C’est exactement dans ce cercle vicieux que Séverine est tombée. Belle de Jour n’a rien à voir avec la libération sexuelle ou l’affranchissement de la société puritaine comme tente de nous le démontrer Nora Bossong dans son livre Rotlicht. Belle de Jour ne met pas en scène une femme qui éprouve un quelconque plaisir au masochisme mais au contraire, ce film est l’allégorie du symptôme d’une femme traumatisée qui a été sexuellement violentée dans son enfance.

Et aujourd’hui, la grande dame Catherine Deneuve dénonce la campagne Metoo, elle s’adresse à la nation et met en garde de différencier entre le viol et le « juste » fait d’importuner. Elle souhaite protéger la liberté sexuelle et décrit cette campagne comme étant une forme de totalitarisme et de retour du puritanisme.

Le film Belle de Jour, réalisé en 1967, montre dans les détails subtils toutes les réactions traumatiques d’une femme qui a été victime de violences sexuelles dans son enfance. À une époque où la psychotraumatologie était encore à ses débuts, ce film est une étape importante mais demeure malheureusement souvent mal compris. Non seulement par le public mais par Catherine Deneuve elle-même qui incarne le personnage de Séverine et pense qu’elle se libère dans le film.

Ce film ne met en aucun cas sa libération en scène, il nous montre sa mort. Catherine Deneuve reste cloisonnée au rôle de Séverine qui ne comprend pas ce qu’elle fait. Pour des millions de femmes qui ont eu beaucoup de mal à parler de leurs agressions sexuelles et viols et n’auraient probablement pas osé sans le bouclier de Metoo, la prise de position de Catherine Deneuve est vécue comme une claque en pleine figure et une trahison envers la cause des femmes. Tout le monde est libre de rester aveugle, mais on n’a pas le droit de forcer autrui à détourner le regard de la vérité.

Dr. Ingeborg Kraus
Psychologue et experte en psychotraumatologie
Initiatrice du manifeste «Psychologues allemands et le cas scientifique contre la prostitution»

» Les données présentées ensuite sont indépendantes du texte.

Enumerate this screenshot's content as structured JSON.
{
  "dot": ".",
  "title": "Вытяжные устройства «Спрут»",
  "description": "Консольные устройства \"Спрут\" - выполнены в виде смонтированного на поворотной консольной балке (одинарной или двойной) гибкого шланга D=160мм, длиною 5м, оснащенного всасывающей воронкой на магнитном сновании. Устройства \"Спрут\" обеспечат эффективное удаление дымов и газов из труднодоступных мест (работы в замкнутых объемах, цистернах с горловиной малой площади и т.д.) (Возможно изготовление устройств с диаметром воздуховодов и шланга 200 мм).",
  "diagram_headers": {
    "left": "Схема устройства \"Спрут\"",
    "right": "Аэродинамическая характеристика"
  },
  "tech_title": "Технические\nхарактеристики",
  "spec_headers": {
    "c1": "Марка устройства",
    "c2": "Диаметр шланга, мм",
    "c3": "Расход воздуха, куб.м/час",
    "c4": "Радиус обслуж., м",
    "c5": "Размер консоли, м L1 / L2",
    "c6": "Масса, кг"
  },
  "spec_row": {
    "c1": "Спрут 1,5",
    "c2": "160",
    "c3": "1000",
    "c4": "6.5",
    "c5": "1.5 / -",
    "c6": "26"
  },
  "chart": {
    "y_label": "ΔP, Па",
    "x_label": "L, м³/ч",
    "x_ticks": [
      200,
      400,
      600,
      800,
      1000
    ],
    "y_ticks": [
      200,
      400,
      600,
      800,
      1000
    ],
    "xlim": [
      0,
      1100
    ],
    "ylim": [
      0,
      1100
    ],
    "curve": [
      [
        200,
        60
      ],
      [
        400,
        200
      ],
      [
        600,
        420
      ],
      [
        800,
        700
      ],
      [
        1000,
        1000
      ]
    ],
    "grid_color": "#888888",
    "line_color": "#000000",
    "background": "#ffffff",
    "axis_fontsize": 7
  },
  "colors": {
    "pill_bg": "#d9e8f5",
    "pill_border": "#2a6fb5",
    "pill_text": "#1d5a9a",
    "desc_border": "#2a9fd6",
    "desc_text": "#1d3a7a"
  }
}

Karlsruhe/Allemagne, le 14.02.2018

Traduction: Mathilde Karceles

 

 

2 réflexions au sujet de « Belle de Jour et Catherine Deneuve – Le rôle de sa vie »

  1. Cranz

    Très bel article, qu’en est-il des filles qui ont conscientise leur traumatisme et qui continuent de se sentir coupable et donc continuent de se punir ?
    Merci pour cet écrit et pour votre réponse

    1. Ingeborg Kraus Auteur de l’article

      La culpabilité et la honte ne s´envole pas automatiquement lorsque le traumatisme est conscientisé. Par une thérapie on peut dépasser ces sentiments inversés, que devraient ressentir les coupables normalement.